My guess is that we as ex-colonials are too Western-informed or educated. In the East of Taoism, etc, for instance, there are no hierarchies of existence. Out there, metaphysics is in a flux. The point of this flux, it has been speculated, is what led to one of the most important discoveries in the world, the idea and concept of zero. The Greeks, the Egyptians, etc, never quite stumbled on this. Zero is an Eastern, Indian-Hindi formulation.
The point of this is that there are certain values in a non-hierarchical ordering of things. At least, without the category zero, man would have still remained Homo and perhaps not exactly Sapiens. We couldn’t have gone to the moon or had computers. Even more, we wouldn’t have understood time, such an elemental factor itself. Time or spacetime, as the physicists say, is not ordered or rigid in hierarchy. All things are relative and there may not be any universal coordinate system.
So, properly speaking, there are and cannot be any hierarchies of occupations save on presumed, that is, partisan coordinates.
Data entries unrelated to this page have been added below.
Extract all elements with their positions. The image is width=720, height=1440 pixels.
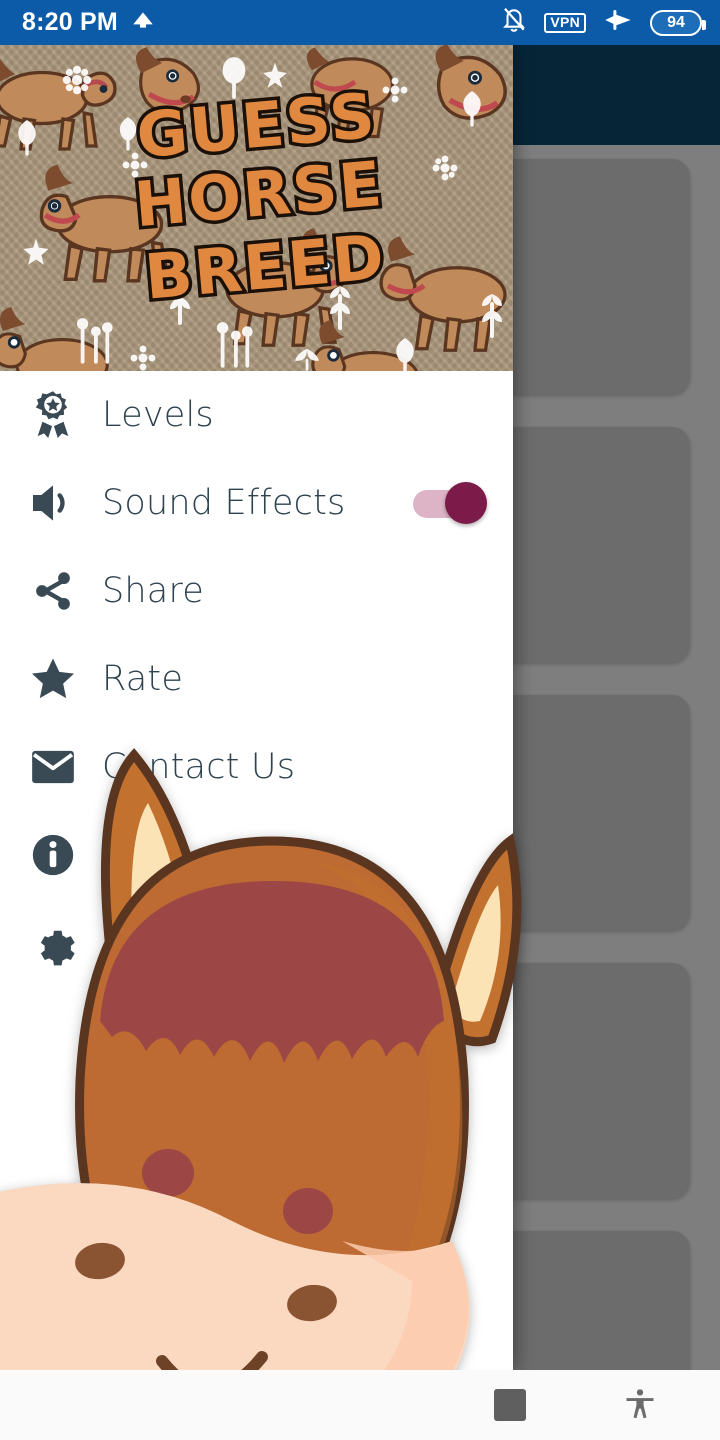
drawer-menu: Levels Sound Effects Share Rate Contact …: [0, 371, 513, 987]
drawer-item-levels[interactable]: Levels: [0, 371, 513, 459]
flower-motif-icon: [222, 57, 246, 99]
status-bar-clock: 8:20 PM: [22, 8, 118, 36]
drawer-item-label: Levels: [102, 395, 214, 435]
status-bar: 8:20 PM VPN 94: [0, 0, 720, 45]
drawer-item-rate[interactable]: Rate: [0, 635, 513, 723]
notifications-off-icon: [501, 6, 527, 39]
horse-pattern-icon: [0, 307, 109, 371]
recents-button[interactable]: [494, 1389, 526, 1421]
grass-motif-icon: [76, 318, 113, 364]
wheat-motif-icon: [170, 281, 190, 325]
leaf-motif-icon: [295, 348, 319, 371]
drawer-header-banner: GUESS HORSE BREED: [0, 45, 513, 371]
flower-motif-icon: [23, 238, 49, 265]
flower-motif-icon: [382, 77, 408, 103]
medal-award-icon: [22, 390, 84, 440]
drawer-item-sound-effects[interactable]: Sound Effects: [0, 459, 513, 547]
drawer-item-settings[interactable]: [0, 899, 513, 987]
sound-effects-toggle[interactable]: [413, 482, 487, 524]
battery-indicator: 94: [650, 9, 706, 36]
flower-motif-icon: [18, 120, 36, 156]
star-icon: [22, 657, 84, 701]
accessibility-button[interactable]: [622, 1387, 658, 1423]
vpn-icon: VPN: [544, 12, 586, 33]
flower-motif-icon: [432, 155, 458, 181]
system-navigation-bar: [0, 1370, 720, 1440]
drawer-item-label: Contact Us: [102, 747, 296, 787]
volume-up-icon: [22, 481, 84, 525]
share-icon: [22, 569, 84, 613]
wheat-motif-icon: [330, 286, 350, 330]
airplane-mode-icon: [603, 7, 633, 38]
mail-envelope-icon: [22, 749, 84, 785]
flower-motif-icon: [463, 91, 481, 127]
navigation-drawer: GUESS HORSE BREED Levels Sound Effects S…: [0, 45, 522, 1421]
drawer-item-about[interactable]: [0, 811, 513, 899]
chevron-up-icon: [130, 7, 156, 38]
grass-motif-icon: [216, 322, 253, 368]
flower-motif-icon: [122, 152, 148, 178]
drawer-item-label: Sound Effects: [102, 483, 346, 523]
flower-motif-icon: [263, 62, 287, 88]
wheat-motif-icon: [482, 294, 502, 338]
toggle-thumb: [445, 482, 487, 524]
drawer-item-label: Share: [102, 571, 205, 611]
info-icon: [22, 833, 84, 877]
drawer-item-contact-us[interactable]: Contact Us: [0, 723, 513, 811]
flower-motif-icon: [62, 65, 92, 95]
drawer-item-share[interactable]: Share: [0, 547, 513, 635]
flower-motif-icon: [130, 345, 156, 371]
drawer-item-label: Rate: [102, 659, 184, 699]
gear-settings-icon: [22, 920, 84, 966]
flower-motif-icon: [119, 117, 137, 151]
flower-motif-icon: [396, 338, 414, 371]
Thus, being a wife is not inferior to being a president, and vice versa. Things are too relative to fix them hierarchically.
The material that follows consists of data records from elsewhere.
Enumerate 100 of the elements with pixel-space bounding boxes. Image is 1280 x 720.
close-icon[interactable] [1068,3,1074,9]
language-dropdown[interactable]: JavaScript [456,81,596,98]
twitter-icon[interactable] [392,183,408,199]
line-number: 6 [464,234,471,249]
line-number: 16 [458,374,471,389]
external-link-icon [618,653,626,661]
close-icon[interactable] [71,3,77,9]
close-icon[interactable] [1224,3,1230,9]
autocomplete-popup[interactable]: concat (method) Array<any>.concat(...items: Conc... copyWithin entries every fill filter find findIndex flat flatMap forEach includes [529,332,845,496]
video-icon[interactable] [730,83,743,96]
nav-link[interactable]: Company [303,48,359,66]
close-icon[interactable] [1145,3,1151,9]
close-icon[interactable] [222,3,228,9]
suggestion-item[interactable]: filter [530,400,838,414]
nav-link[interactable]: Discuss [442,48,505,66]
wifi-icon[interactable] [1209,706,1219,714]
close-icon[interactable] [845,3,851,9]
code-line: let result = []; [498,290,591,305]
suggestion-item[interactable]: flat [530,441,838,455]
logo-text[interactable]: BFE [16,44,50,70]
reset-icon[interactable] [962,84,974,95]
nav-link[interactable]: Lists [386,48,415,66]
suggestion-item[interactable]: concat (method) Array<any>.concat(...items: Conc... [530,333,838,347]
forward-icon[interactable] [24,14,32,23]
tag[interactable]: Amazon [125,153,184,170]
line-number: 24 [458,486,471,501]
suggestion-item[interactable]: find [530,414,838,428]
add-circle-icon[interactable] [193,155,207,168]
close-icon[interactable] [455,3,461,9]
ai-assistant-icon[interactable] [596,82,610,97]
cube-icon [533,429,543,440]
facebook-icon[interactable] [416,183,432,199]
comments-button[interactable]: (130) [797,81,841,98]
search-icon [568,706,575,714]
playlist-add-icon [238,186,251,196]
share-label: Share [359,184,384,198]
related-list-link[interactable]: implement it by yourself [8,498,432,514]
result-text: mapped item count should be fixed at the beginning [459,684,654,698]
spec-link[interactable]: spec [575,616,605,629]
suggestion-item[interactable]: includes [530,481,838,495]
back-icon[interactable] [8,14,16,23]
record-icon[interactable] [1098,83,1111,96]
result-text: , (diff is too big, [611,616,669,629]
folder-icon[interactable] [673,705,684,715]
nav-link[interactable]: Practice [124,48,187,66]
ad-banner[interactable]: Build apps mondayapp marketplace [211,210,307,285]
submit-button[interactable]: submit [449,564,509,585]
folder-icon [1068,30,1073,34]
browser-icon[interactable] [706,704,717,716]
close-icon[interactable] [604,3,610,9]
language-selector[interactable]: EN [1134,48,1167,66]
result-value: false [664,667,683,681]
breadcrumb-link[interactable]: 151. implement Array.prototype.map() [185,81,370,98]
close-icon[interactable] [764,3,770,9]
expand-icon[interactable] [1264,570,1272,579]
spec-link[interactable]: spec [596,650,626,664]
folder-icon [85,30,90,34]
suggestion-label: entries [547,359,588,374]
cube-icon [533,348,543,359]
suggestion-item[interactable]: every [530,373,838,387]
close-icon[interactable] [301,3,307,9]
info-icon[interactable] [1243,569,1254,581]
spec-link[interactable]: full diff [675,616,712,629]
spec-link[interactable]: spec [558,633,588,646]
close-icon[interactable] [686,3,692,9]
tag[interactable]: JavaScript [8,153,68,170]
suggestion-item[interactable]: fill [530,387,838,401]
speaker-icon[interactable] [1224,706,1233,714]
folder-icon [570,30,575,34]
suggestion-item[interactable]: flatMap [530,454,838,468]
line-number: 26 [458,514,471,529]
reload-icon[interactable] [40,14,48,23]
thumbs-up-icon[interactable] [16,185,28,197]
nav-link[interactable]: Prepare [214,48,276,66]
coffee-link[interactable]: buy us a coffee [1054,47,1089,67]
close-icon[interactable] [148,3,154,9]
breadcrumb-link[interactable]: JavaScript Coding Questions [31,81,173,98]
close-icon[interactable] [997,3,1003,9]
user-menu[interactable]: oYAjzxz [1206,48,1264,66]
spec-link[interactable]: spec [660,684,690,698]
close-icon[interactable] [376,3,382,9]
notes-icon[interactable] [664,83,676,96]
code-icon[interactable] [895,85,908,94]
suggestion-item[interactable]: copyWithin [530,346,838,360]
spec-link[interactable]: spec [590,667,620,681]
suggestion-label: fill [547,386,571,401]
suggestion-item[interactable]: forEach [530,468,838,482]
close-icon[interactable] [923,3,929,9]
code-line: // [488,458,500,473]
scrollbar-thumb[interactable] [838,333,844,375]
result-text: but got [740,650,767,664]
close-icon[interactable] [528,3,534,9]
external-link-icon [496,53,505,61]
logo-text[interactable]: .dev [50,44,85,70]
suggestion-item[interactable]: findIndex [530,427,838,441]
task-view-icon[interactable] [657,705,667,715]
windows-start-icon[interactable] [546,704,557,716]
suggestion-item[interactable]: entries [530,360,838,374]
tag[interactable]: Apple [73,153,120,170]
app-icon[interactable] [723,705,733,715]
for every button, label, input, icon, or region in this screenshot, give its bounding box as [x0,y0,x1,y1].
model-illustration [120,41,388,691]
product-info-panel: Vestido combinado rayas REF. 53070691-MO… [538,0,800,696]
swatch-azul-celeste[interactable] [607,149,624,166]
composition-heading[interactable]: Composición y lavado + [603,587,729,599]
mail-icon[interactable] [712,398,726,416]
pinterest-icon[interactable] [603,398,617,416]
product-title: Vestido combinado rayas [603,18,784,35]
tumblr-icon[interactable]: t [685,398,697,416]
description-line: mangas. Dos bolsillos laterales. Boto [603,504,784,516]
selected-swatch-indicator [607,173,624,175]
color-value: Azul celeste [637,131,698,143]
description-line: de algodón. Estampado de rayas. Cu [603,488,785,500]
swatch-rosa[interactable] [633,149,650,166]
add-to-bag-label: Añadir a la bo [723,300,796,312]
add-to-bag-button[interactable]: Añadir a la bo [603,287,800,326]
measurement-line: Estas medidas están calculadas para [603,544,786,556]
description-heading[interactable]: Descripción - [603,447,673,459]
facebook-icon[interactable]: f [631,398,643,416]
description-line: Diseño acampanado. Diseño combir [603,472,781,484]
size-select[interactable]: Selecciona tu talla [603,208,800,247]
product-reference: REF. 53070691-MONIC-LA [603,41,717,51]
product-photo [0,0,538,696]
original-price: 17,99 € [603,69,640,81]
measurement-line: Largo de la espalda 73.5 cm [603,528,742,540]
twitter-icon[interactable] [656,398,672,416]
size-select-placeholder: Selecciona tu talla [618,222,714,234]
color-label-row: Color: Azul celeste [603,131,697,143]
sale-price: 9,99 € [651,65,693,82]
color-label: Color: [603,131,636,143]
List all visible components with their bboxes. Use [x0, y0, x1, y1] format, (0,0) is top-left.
Anyway, if there are to be any hierarchies at all, then the primary and elemental occupations, like being mother, is more important than being a CEO of a corporation or a country. And of course being a poet is a superior call to being a Caesar. That informs in part the quip of Mother A’Endu that the poet in his rags is a higher being than Caesar in his purple. Why? The poet is a primary, a more axial being. The poet emerged in history before the CEO and is thus his progenitor and superior in that sense at least.
And we have as a people been witnessing and living in these relativisms. It is, for instance, given that being the President of Nigeria is a superior vocation to that of any other office. But that is not so to the current King of Kano. Emir Sanusi has always insisted that, for him, King of Kano is the greatest office, including of course being President of Nigeria. And he is not travelling alone. Sardauna of Sokoto, Bello, also voiced such sentiments. All he wanted to be was Sultan of Sokoto caliphate. In a Western hierarchical system, these men are naïve, even foolish. They chose the lower over the higher. But in a more discerning non-Western way, say Taoist, the men are right in their choices.
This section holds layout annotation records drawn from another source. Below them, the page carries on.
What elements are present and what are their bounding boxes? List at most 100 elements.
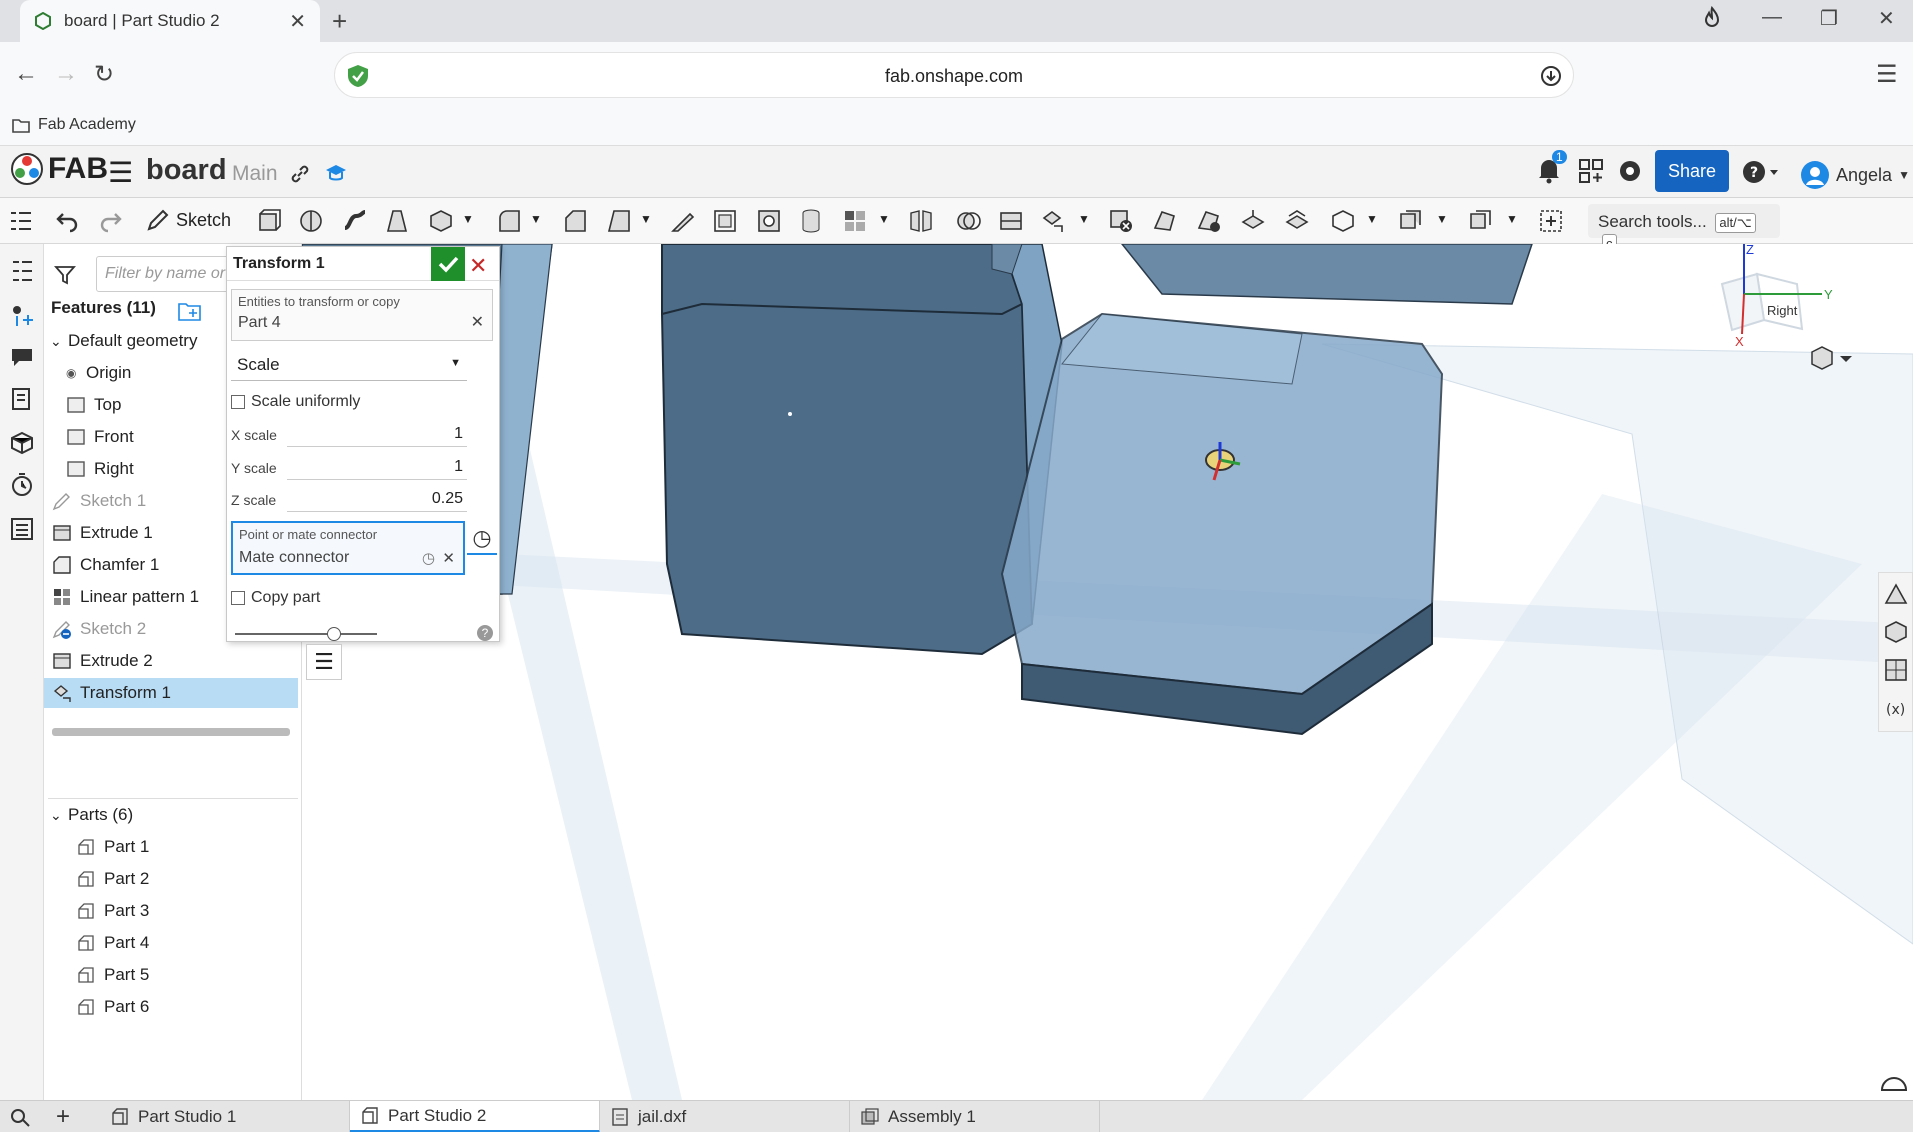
chevron-down-icon[interactable]: ▼ <box>1366 212 1378 226</box>
boolean-icon[interactable] <box>956 208 982 234</box>
chevron-down-icon[interactable]: ▼ <box>1506 212 1518 226</box>
accept-button[interactable] <box>431 247 465 281</box>
release-icon[interactable] <box>1618 159 1642 183</box>
variable-table-icon[interactable]: (x) <box>1883 695 1909 721</box>
feature-tree-icon[interactable] <box>9 258 35 284</box>
add-folder-icon[interactable] <box>178 300 204 322</box>
mate-connector-field[interactable]: Point or mate connector Mate connector ◷… <box>231 521 465 575</box>
chevron-down-icon[interactable]: ▼ <box>1436 212 1448 226</box>
move-face-icon[interactable] <box>1240 208 1266 234</box>
x-scale-row[interactable]: X scale 1 <box>231 419 467 449</box>
tab-part-studio-1[interactable]: Part Studio 1 <box>100 1101 350 1132</box>
thicken-icon[interactable] <box>428 208 454 234</box>
rib-icon[interactable] <box>670 208 696 234</box>
search-tabs-icon[interactable] <box>8 1107 32 1127</box>
sheet-metal-icon[interactable] <box>1398 208 1424 234</box>
cancel-button[interactable]: ✕ <box>469 253 487 279</box>
redo-icon[interactable] <box>98 208 124 234</box>
close-tab-icon[interactable]: ✕ <box>289 9 306 34</box>
document-menu-icon[interactable]: ☰ <box>108 156 133 189</box>
checkbox-box[interactable] <box>231 395 245 409</box>
chevron-down-icon[interactable]: ▼ <box>530 212 542 226</box>
chamfer-icon[interactable] <box>562 208 588 234</box>
part-item[interactable]: Part 2 <box>44 864 298 894</box>
part-item[interactable]: Part 5 <box>44 960 298 990</box>
frame-icon[interactable] <box>1468 208 1494 234</box>
replace-face-icon[interactable] <box>1284 208 1310 234</box>
copy-part-checkbox[interactable]: Copy part <box>231 589 320 607</box>
notes-icon[interactable] <box>9 386 35 412</box>
chevron-down-icon[interactable]: ▼ <box>878 212 890 226</box>
close-window-icon[interactable]: ✕ <box>1878 6 1895 31</box>
shell-icon[interactable] <box>712 208 738 234</box>
parts-cube-icon[interactable] <box>9 430 35 456</box>
loft-icon[interactable] <box>384 208 410 234</box>
linear-pattern-icon[interactable] <box>842 208 868 234</box>
thread-icon[interactable] <box>798 208 824 234</box>
bookmark-fab-academy[interactable]: Fab Academy <box>12 116 136 134</box>
custom-feature-icon[interactable] <box>1538 208 1564 234</box>
comments-icon[interactable] <box>9 344 35 370</box>
mass-properties-icon[interactable] <box>1883 619 1909 645</box>
measure-icon[interactable] <box>1880 1070 1908 1092</box>
link-icon[interactable] <box>290 164 310 184</box>
chevron-down-icon[interactable]: ▼ <box>1078 212 1090 226</box>
tab-assembly-1[interactable]: Assembly 1 <box>850 1101 1100 1132</box>
share-button[interactable]: Share <box>1655 150 1729 192</box>
part-item[interactable]: Part 4 <box>44 928 298 958</box>
chevron-down-icon[interactable]: ⌄ <box>44 333 68 350</box>
extrude-icon[interactable] <box>256 208 282 234</box>
back-icon[interactable]: ← <box>14 60 38 88</box>
feature-options-icon[interactable]: ☰ <box>306 644 342 680</box>
app-logo[interactable]: FAB <box>10 152 108 186</box>
forward-icon[interactable]: → <box>54 60 78 88</box>
appearance-icon[interactable] <box>1883 581 1909 607</box>
part-item[interactable]: Part 3 <box>44 896 298 926</box>
chevron-down-icon[interactable]: ▼ <box>462 212 474 226</box>
tab-jail-dxf[interactable]: jail.dxf <box>600 1101 850 1132</box>
modify-fillet-icon[interactable] <box>1152 208 1178 234</box>
model-scene[interactable]: Right Z Y X <box>302 244 1913 1100</box>
learning-center-icon[interactable] <box>324 162 348 184</box>
parts-heading-row[interactable]: ⌄ Parts (6) <box>44 800 298 830</box>
fillet-icon[interactable] <box>496 208 522 234</box>
z-scale-row[interactable]: Z scale 0.25 <box>231 484 467 514</box>
delete-part-icon[interactable] <box>1108 208 1134 234</box>
document-name[interactable]: board <box>146 154 227 187</box>
sketch-button[interactable]: Sketch <box>146 208 231 232</box>
plane-icon[interactable] <box>1330 208 1356 234</box>
preview-slider-handle[interactable] <box>327 627 342 641</box>
board-key-part[interactable] <box>1121 244 1533 305</box>
minimize-icon[interactable]: — <box>1762 6 1782 29</box>
fire-icon[interactable] <box>1702 5 1722 34</box>
mate-connector-icon[interactable]: ◷ <box>422 549 435 567</box>
preview-slider-track[interactable] <box>235 633 377 635</box>
search-tools-input[interactable]: Search tools... alt/⌥ c <box>1588 204 1780 253</box>
url-field[interactable]: fab.onshape.com <box>334 52 1574 98</box>
part-item[interactable]: Part 1 <box>44 832 298 862</box>
history-icon[interactable] <box>9 472 35 498</box>
x-scale-value[interactable]: 1 <box>454 425 463 443</box>
chevron-down-icon[interactable]: ▼ <box>640 212 652 226</box>
transform-type-select[interactable]: Scale ▼ <box>231 349 467 381</box>
checkbox-box[interactable] <box>231 591 245 605</box>
tree-item-transform-1[interactable]: Transform 1 <box>44 678 298 708</box>
transform-icon[interactable] <box>1040 208 1066 234</box>
z-scale-value[interactable]: 0.25 <box>432 490 463 508</box>
checklist-icon[interactable] <box>9 516 35 542</box>
add-tab-icon[interactable]: + <box>56 1103 70 1131</box>
scale-uniformly-checkbox[interactable]: Scale uniformly <box>231 393 360 411</box>
filter-icon[interactable] <box>54 264 76 286</box>
help-icon[interactable]: ? <box>477 625 493 641</box>
hole-icon[interactable] <box>756 208 782 234</box>
variables-icon[interactable] <box>9 302 35 328</box>
view-cube[interactable]: Right Z Y X <box>1720 244 1833 349</box>
part-item[interactable]: Part 6 <box>44 992 298 1022</box>
notifications-icon[interactable]: 1 <box>1536 150 1567 189</box>
branch-name[interactable]: Main <box>232 162 278 186</box>
tree-item-extrude-2[interactable]: Extrude 2 <box>44 646 298 676</box>
clear-mate-icon[interactable]: ✕ <box>442 549 455 567</box>
mirror-icon[interactable] <box>908 208 934 234</box>
split-icon[interactable] <box>998 208 1024 234</box>
app-store-icon[interactable] <box>1578 158 1604 184</box>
In all, one can say that hierarchies need not be formal and fixed. We can say that hierarchies are not all that there is to human development. In the end, one should whisper a whiff of the song nne wu nne mama agba ahia ony zutara ihe ka mama mu enye lam, to Adichie. Or even the pithier Nne-ka, mother is supreme.
So, let her speak softly lest she offend the still living and the dead. What of the orphans? These boys and girls in lacking mothers have perhaps been the greatest valuation experts of that which they lack. Well, in a life story of theirs, of crushing stones to press for milk as to self-suckle themselves or die, they know a thing or two the rest of us may not about the value of mothers.
Mohammed was an orphan. Paradise he declared in justice lies at the foot of mothers. And if a woman had to chose between being a president and being a mother what, dear Ms Chimamanda Adichie, would be the right choice? Would you know?
Motherhood is a natural, elemental and foundational phenomenon. Being CEO of country or corporation is a new-fangled, human, all too human, vocation. It may not even last an eternity. But being mother is a forever reality.
Finally, it may be said, Adichie has a point, whatever the point. However, her choice of indexing it on a mother is strained, if not crass. Perhaps it is time to burn the brats and not the bras.